The article tries to compare a tree listing, venn diagram and a tree map based on an example on file listing. This example potrays one of the underlying strengths of a tree map which is showing size/ importance together with the necessary text. We can use the size, color and text to show these three dimensions. For the same data, a venn diagram would have taked much more space because it uses circular shapes. However a tree map loses its charm when there are too many blocks and it is difficult to grasp the relative importance using the area or color because the area would look similar or very small. In the newsmap.js example, if a particular news article is not all that important, it will be very difficult to show the headlines in the same area. Also since humans are not best at perceiving area as length or angle, comparing areas will be difficult.

The paper acknowledges some of these difficulties and gives a note on how tree maps can be used alternately. I think a better approach at visualizing a great amount of information is to split it in parts and let each part be seperately visualized by a tree map. From what I have read, I believe this paper is aiming to introduce tree map as a potential visualization and therefore there are not too many statistical references or examples.

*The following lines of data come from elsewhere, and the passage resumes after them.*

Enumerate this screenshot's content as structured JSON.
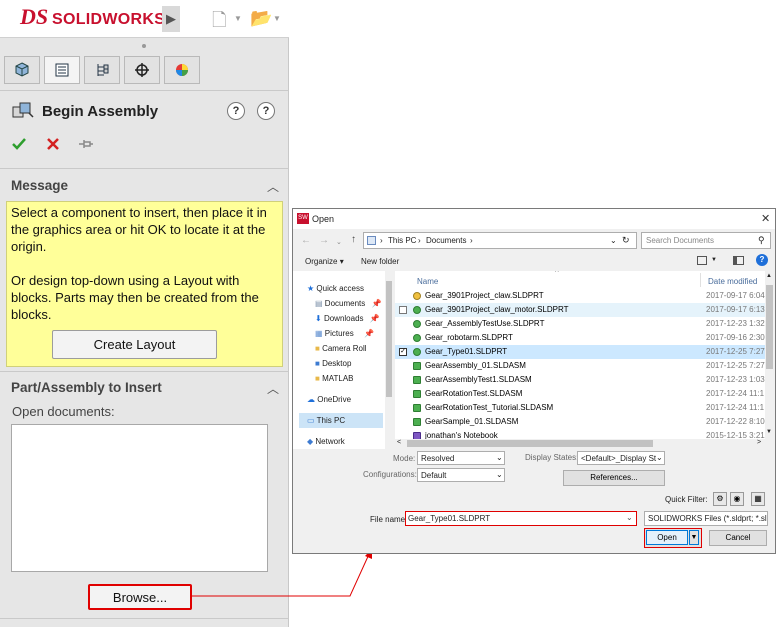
{
  "solidworks": {
    "logo_ds": "DS",
    "logo_solid": "SOLID",
    "logo_works": "WORKS",
    "pm_title": "Begin Assembly",
    "message": {
      "heading": "Message",
      "text": "Select a component to insert, then place it in the graphics area or hit OK to locate it at the origin.\n\nOr design top-down using a Layout with blocks. Parts may then be created from the blocks."
    },
    "create_layout_label": "Create Layout",
    "part_section": {
      "heading": "Part/Assembly to Insert",
      "open_docs_label": "Open documents:"
    },
    "browse_label": "Browse...",
    "colors": {
      "brand": "#c8102e",
      "message_bg": "#ffff99",
      "highlight": "#e00000"
    }
  },
  "dialog": {
    "title": "Open",
    "breadcrumb": [
      "This PC",
      "Documents"
    ],
    "search_placeholder": "Search Documents",
    "organize_label": "Organize",
    "new_folder_label": "New folder",
    "nav_items": [
      "Quick access",
      "Documents",
      "Downloads",
      "Pictures",
      "Camera Roll",
      "Desktop",
      "MATLAB",
      "OneDrive",
      "This PC",
      "Network"
    ],
    "columns": {
      "name": "Name",
      "date": "Date modified"
    },
    "files": [
      {
        "name": "Gear_3901Project_claw.SLDPRT",
        "date": "2017-09-17 6:04"
      },
      {
        "name": "Gear_3901Project_claw_motor.SLDPRT",
        "date": "2017-09-17 6:13"
      },
      {
        "name": "Gear_AssemblyTestUse.SLDPRT",
        "date": "2017-12-23 1:32"
      },
      {
        "name": "Gear_robotarm.SLDPRT",
        "date": "2017-09-16 2:30"
      },
      {
        "name": "Gear_Type01.SLDPRT",
        "date": "2017-12-25 7:27"
      },
      {
        "name": "GearAssembly_01.SLDASM",
        "date": "2017-12-25 7:27"
      },
      {
        "name": "GearAssemblyTest1.SLDASM",
        "date": "2017-12-23 1:03"
      },
      {
        "name": "GearRotationTest.SLDASM",
        "date": "2017-12-24 11:1"
      },
      {
        "name": "GearRotationTest_Tutorial.SLDASM",
        "date": "2017-12-24 11:1"
      },
      {
        "name": "GearSample_01.SLDASM",
        "date": "2017-12-22 8:10"
      },
      {
        "name": "jonathan's Notebook",
        "date": "2015-12-15 3:21"
      }
    ],
    "mode_label": "Mode:",
    "mode_value": "Resolved",
    "configurations_label": "Configurations:",
    "configurations_value": "Default",
    "display_states_label": "Display States:",
    "display_states_value": "<Default>_Display St",
    "references_label": "References...",
    "quick_filter_label": "Quick Filter:",
    "file_name_label": "File name:",
    "file_name_value": "Gear_Type01.SLDPRT",
    "file_type_value": "SOLIDWORKS Files (*.sldprt; *.sl",
    "open_label": "Open",
    "cancel_label": "Cancel"
  }
}
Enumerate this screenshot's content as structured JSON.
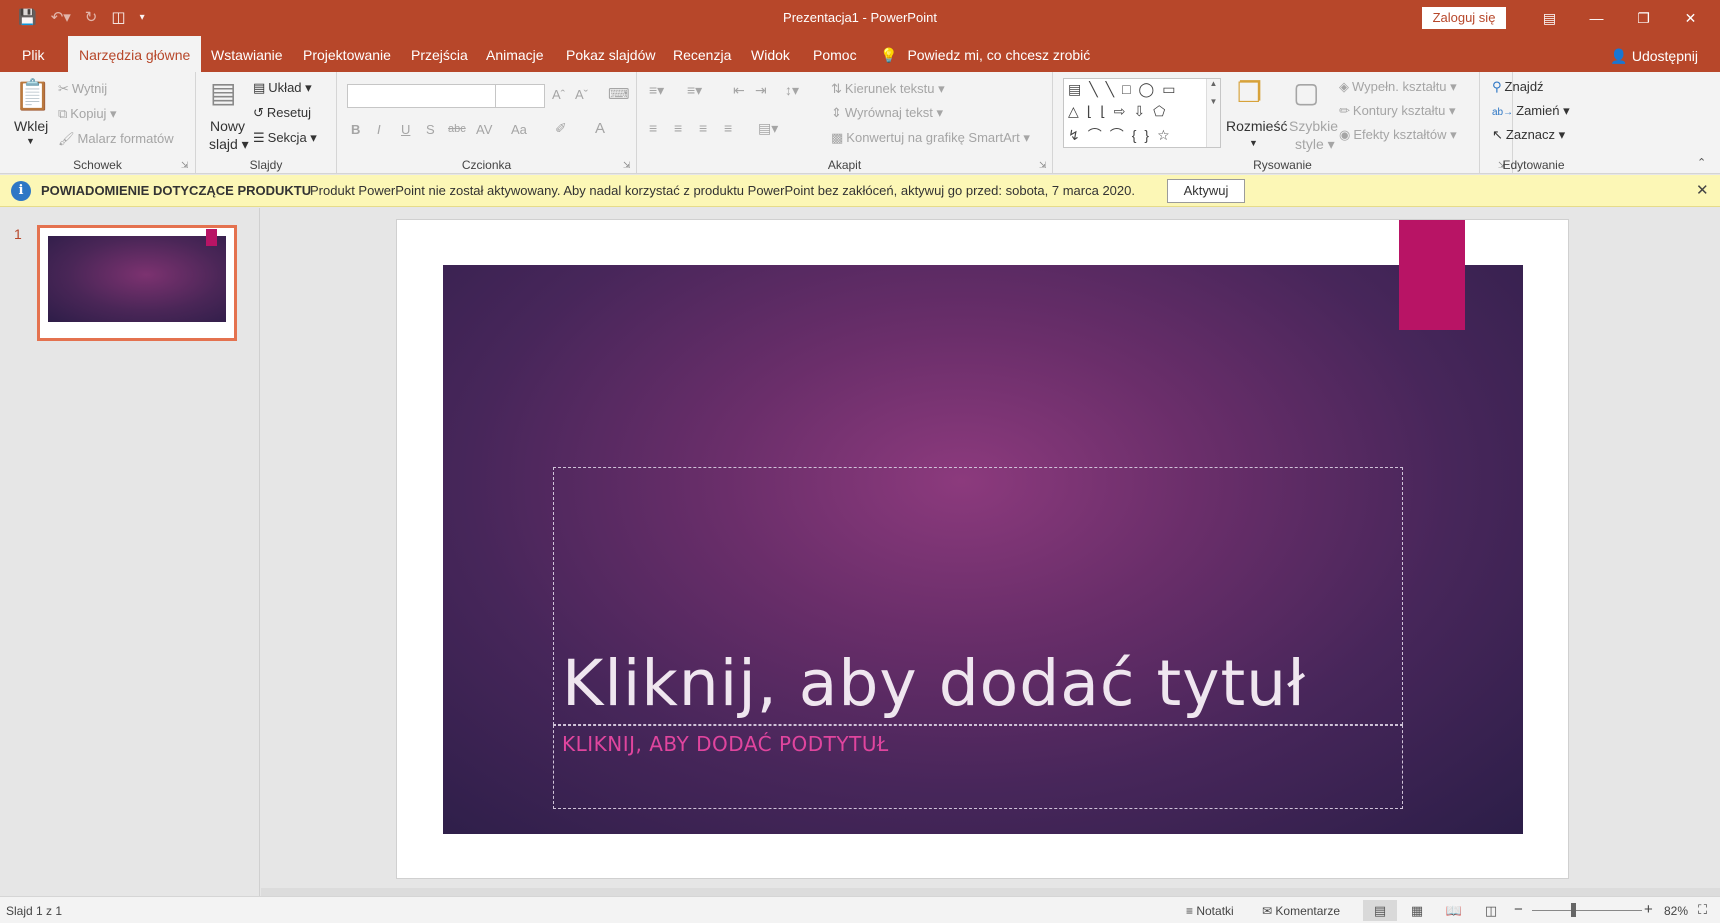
{
  "window": {
    "title": "Prezentacja1  -  PowerPoint",
    "login_label": "Zaloguj się"
  },
  "qat": {
    "icons": [
      "save-icon",
      "undo-icon",
      "redo-icon",
      "start-slideshow-icon",
      "customize-qat-icon"
    ]
  },
  "tabs": [
    {
      "label": "Plik"
    },
    {
      "label": "Narzędzia główne",
      "active": true
    },
    {
      "label": "Wstawianie"
    },
    {
      "label": "Projektowanie"
    },
    {
      "label": "Przejścia"
    },
    {
      "label": "Animacje"
    },
    {
      "label": "Pokaz slajdów"
    },
    {
      "label": "Recenzja"
    },
    {
      "label": "Widok"
    },
    {
      "label": "Pomoc"
    }
  ],
  "tell_me": "Powiedz mi, co chcesz zrobić",
  "share_label": "Udostępnij",
  "ribbon": {
    "clipboard": {
      "group": "Schowek",
      "paste": "Wklej",
      "cut": "Wytnij",
      "copy": "Kopiuj",
      "format_painter": "Malarz formatów"
    },
    "slides": {
      "group": "Slajdy",
      "new_slide_1": "Nowy",
      "new_slide_2": "slajd",
      "layout": "Układ",
      "reset": "Resetuj",
      "section": "Sekcja"
    },
    "font": {
      "group": "Czcionka",
      "buttons": [
        "B",
        "I",
        "U",
        "S",
        "abc",
        "AV",
        "Aa",
        "A"
      ]
    },
    "paragraph": {
      "group": "Akapit",
      "text_direction": "Kierunek tekstu",
      "align_text": "Wyrównaj tekst",
      "smartart": "Konwertuj na grafikę SmartArt"
    },
    "drawing": {
      "group": "Rysowanie",
      "arrange": "Rozmieść",
      "quick_styles_1": "Szybkie",
      "quick_styles_2": "style",
      "fill": "Wypełn. kształtu",
      "outline": "Kontury kształtu",
      "effects": "Efekty kształtów"
    },
    "editing": {
      "group": "Edytowanie",
      "find": "Znajdź",
      "replace": "Zamień",
      "select": "Zaznacz"
    }
  },
  "notification": {
    "title": "POWIADOMIENIE DOTYCZĄCE PRODUKTU",
    "message": "Produkt PowerPoint nie został aktywowany. Aby nadal korzystać z produktu PowerPoint bez zakłóceń, aktywuj go przed: sobota, 7 marca 2020.",
    "button": "Aktywuj"
  },
  "thumbnails": [
    {
      "number": "1"
    }
  ],
  "slide": {
    "title_placeholder": "Kliknij, aby dodać tytuł",
    "subtitle_placeholder": "KLIKNIJ, ABY DODAĆ PODTYTUŁ"
  },
  "colors": {
    "accent": "#b7472a",
    "slide_tab": "#b81465",
    "subtitle": "#e0459e"
  },
  "status": {
    "slide_info": "Slajd 1 z 1",
    "notes": "Notatki",
    "comments": "Komentarze",
    "zoom": "82%"
  }
}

Reaction: Balancing Systematic and Flexible Exploration of Social Networks

Visualization, is not just about analyzing discreet entities but can involve analyzing data from a group perspective as well. Visualizing groups have become a really important and indispensible as they give a different view of data and can render critical information. For example, any email inbox can be used to vizualize individual emails. It can also be used to see the impact of a social group or a group of friends on the receiver. The paper also cites different examples where social analysis in very important.

The article endorses SocialAction which it introduces as unique escpecially because of the way it uses criteria and ranking. It aims to achieve good analytical results using this data and helps user to make new discoveries that are not possible without aggregating. I feel Social Action is an excellent tool for visualing aggregations and social networks because of a number of features it implements and flexibility that it provides using its ranking system and filtering. The tool shows greater promise when the graph looks a little too cluttered and helps in disambiguiting the information.

It is interesting to see the output graph patterns after enabling communites on the network graph and for me that is the standout feature. I feel this feature will help to understand the relationship a group in the community has with other as well as its own internal structure.

It would also be interesting to see how this type of graph can be applied to social networking sites and can be used by an users to see their activity in terms of group iteractions and how their contribution has changed in a group over time.

I feel this tool is a great step forward in analyzing groups because of the complexity of analyzing aggregated data and also using this data for correlating between groups.